Along the same line is a letter (via e-mail) from Jan Speelman of Aylesford who believes coyotes are responsible for the scarcity of game.

“For an answer on the pheasant disappearance, I have five acres of grassy swamp where pheasants sleep at night; you hear them going in and coming out. Lately they aren’t there anymore.

“I used to feed 20 to 30 pheasants on the manure pile each winter but they aren’t there anymore either. They are slowly being killed by coyotes who roam the swamp all night. It won’t be long before they kill all the rabbits too.

“Now the pheasants you see less and less. There is no place for pheasants to be safe; that’s why they are wilder and hide in the hedges. Also, there are more skunks that eat (pheasant) eggs in the spring. Wild creatures have taken over!”

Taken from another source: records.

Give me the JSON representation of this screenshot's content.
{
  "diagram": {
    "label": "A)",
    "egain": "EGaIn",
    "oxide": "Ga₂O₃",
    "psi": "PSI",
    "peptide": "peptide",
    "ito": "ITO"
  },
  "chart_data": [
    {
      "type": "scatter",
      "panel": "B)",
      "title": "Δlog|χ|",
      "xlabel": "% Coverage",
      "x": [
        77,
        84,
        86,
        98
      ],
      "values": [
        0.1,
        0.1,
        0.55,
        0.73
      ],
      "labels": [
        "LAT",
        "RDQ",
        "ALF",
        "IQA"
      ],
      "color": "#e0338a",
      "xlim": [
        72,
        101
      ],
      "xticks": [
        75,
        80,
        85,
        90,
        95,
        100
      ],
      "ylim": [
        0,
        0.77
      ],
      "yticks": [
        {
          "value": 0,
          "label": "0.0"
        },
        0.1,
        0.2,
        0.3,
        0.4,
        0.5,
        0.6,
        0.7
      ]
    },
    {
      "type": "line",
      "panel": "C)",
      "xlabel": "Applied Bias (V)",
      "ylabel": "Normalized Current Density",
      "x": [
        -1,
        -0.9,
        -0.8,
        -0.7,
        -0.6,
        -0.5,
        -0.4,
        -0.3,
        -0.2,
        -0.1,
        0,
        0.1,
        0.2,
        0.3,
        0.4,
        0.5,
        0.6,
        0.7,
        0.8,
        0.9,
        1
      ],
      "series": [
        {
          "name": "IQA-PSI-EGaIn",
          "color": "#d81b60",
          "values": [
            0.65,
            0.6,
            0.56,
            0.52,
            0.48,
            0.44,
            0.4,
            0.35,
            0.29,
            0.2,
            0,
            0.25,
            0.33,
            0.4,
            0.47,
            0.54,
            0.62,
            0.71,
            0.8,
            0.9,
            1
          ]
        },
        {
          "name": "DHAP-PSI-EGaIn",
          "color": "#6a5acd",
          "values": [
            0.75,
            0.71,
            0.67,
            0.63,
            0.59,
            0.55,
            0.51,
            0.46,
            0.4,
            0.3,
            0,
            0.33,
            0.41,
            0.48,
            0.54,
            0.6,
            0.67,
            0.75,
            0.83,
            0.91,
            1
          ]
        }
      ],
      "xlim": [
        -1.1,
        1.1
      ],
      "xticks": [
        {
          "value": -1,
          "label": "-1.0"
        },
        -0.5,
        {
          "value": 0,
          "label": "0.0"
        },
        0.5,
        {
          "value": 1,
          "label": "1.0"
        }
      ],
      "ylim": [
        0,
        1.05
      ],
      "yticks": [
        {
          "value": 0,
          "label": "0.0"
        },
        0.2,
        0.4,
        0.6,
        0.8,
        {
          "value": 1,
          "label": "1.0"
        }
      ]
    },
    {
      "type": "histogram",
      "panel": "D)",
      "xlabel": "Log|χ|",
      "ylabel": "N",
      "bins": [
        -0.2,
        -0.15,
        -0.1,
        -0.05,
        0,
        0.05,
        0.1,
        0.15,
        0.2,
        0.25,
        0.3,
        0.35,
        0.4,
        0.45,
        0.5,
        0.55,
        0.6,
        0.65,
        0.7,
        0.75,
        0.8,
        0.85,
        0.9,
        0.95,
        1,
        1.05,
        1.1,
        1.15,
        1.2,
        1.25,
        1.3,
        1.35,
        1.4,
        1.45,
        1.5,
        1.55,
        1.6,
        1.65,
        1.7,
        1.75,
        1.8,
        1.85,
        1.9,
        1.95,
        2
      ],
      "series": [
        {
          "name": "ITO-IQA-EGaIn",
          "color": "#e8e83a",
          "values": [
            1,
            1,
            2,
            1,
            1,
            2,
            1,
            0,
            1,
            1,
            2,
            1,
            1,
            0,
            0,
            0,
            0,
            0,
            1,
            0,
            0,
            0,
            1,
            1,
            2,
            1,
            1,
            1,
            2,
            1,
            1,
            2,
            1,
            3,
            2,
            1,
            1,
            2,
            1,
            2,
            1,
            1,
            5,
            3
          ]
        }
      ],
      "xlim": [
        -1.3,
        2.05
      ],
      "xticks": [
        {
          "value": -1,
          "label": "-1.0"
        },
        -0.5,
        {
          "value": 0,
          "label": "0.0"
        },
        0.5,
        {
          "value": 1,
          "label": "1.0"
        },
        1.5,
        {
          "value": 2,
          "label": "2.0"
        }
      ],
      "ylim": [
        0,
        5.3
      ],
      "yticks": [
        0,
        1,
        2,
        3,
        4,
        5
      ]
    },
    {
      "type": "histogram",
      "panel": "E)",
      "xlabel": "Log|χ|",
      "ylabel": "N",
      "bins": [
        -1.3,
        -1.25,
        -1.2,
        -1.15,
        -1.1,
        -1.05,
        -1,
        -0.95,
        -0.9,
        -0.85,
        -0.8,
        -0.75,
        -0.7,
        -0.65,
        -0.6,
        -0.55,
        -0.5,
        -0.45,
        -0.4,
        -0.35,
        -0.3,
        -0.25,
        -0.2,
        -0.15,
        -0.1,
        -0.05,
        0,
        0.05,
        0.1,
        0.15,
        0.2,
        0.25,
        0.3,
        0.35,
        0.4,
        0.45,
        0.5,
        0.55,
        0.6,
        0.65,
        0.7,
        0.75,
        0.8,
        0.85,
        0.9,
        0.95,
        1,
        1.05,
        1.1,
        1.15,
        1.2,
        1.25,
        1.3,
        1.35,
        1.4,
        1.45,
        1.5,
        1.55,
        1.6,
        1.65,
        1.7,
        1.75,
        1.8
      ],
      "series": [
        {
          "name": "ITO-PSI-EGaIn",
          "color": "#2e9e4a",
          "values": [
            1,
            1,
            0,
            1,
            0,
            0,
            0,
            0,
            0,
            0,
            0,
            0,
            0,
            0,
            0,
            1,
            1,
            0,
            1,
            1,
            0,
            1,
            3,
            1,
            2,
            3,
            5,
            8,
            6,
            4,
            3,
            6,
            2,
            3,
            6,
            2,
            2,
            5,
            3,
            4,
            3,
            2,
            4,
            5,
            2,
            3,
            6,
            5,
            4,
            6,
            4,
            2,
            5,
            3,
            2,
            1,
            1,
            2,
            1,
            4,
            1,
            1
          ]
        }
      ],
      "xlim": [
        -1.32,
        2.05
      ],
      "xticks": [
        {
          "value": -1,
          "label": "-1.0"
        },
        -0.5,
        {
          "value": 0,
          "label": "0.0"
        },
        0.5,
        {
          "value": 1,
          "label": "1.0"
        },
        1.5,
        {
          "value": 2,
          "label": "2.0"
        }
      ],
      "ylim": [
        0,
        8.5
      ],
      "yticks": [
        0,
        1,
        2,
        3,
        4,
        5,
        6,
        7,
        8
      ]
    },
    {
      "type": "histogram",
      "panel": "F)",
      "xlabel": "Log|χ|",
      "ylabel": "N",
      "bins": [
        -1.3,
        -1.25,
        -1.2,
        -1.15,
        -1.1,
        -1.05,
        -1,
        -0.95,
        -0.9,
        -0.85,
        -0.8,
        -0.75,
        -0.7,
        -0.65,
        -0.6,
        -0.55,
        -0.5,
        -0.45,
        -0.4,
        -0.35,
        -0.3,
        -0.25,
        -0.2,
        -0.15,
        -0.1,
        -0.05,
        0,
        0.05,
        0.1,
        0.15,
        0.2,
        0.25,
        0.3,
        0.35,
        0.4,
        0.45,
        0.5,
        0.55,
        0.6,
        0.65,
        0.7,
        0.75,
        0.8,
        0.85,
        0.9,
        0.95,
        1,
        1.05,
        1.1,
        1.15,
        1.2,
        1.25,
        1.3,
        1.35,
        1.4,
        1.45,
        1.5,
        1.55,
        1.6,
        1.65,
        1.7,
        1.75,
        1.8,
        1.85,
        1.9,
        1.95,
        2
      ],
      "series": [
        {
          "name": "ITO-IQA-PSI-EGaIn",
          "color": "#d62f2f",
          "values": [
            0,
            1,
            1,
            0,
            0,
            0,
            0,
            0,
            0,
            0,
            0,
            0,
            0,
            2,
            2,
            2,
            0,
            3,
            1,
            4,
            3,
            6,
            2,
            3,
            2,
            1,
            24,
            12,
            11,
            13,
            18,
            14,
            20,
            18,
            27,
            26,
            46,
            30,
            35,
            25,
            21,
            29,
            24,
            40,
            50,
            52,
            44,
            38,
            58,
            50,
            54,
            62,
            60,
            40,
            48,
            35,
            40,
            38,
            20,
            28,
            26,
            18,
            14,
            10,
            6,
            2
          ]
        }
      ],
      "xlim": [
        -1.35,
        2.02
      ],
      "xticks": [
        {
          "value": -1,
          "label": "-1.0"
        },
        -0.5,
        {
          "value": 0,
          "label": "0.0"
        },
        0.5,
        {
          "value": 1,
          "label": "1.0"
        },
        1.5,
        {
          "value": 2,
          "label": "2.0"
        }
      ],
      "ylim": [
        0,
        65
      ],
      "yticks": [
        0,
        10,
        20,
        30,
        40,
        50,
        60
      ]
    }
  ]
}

My thanks to Mr. Morse and Mr. Speelman for their letters. Readers who have comments can reach me via e-mail at edwingcoleman@gmail.com.

HISTORY OFA PHEASANT HUNTING RESOLUTION (January 9/12)

At meetings of the local wildlife association and in this column, I’ve mentioned various times I’d like to see one pheasant season for the entire province. As it stands now, the pheasant season opens October 1 outside the Annapolis Valley and on November 1 in the Valley.

The later Valley season originally was set to keep hunters out of farm fields and orchards during the prime harvesting period. There’s no argument here that this was a good idea. A few hunters were giving everyone a bad name by ignoring the right of landowners to control who hunts on their land and when they can hunt.

Let’s fast forward. Eventually hunting regulations were changed to require permission to hunt on cultivated land. This should have been good enough to keep hunters out of orchards and farm fields during the harvesting period. With this change I figured a shorter Valley season shouldn’t have been necessary.

More than a few members of the Kings County Wildlife Association apparently agreed with me. About a year ago the vice-president of the Association introduced a resolution that in effect, requested a pheasant hunting season from October 1 to December 15 throughout the province. This resolution was passed by the membership and was taken to the annual general meeting of the Federation of Anglers and Hunters last March. The resolution was approved there and then was placed with the appropriate government department for consideration.

It is highly unlikely the government will agree to have a province-wide pheasant season opening on October 1. However, while the government was considering the resolution – it still is at this time – the Kings County Wildlife Association had second thoughts. Apparently worried about their image as a conservation group, some of the senior members of the Association decided that passing the resolution wasn’t a good idea. Opening the pheasant season on October 1, ran the reasoning, would cause too many hunter/farmer conflicts at harvesting time, despite regulations requiring permission to hunt on cultivated land.

Even though I’d like to see the same season province-wide for pheasant hunting, I agree with this. Maintaining good farmer/hunter relations is important. We’ve reached a reasonable balance in the Valley and to use a cliché, upsetting the applecart now wouldn’t be a good idea.

Meanwhile, the pheasant resolution sits somewhere on a government desk and the Association ponders what action, if any, it can take to make sure it dies there. I believe it will die there anyway and there’s no need to panic. There’s no sensible reason for opening the pheasant season an additional month in the Valley counties, even though some hunters would like to see it happen. From a conservation point of view, given the current status of the pheasant population, it might make better sense to look at a shorter season in the Valley and elsewhere in the province.

That decision, of course, is up to the Department of Natural Resources wildlife biologists.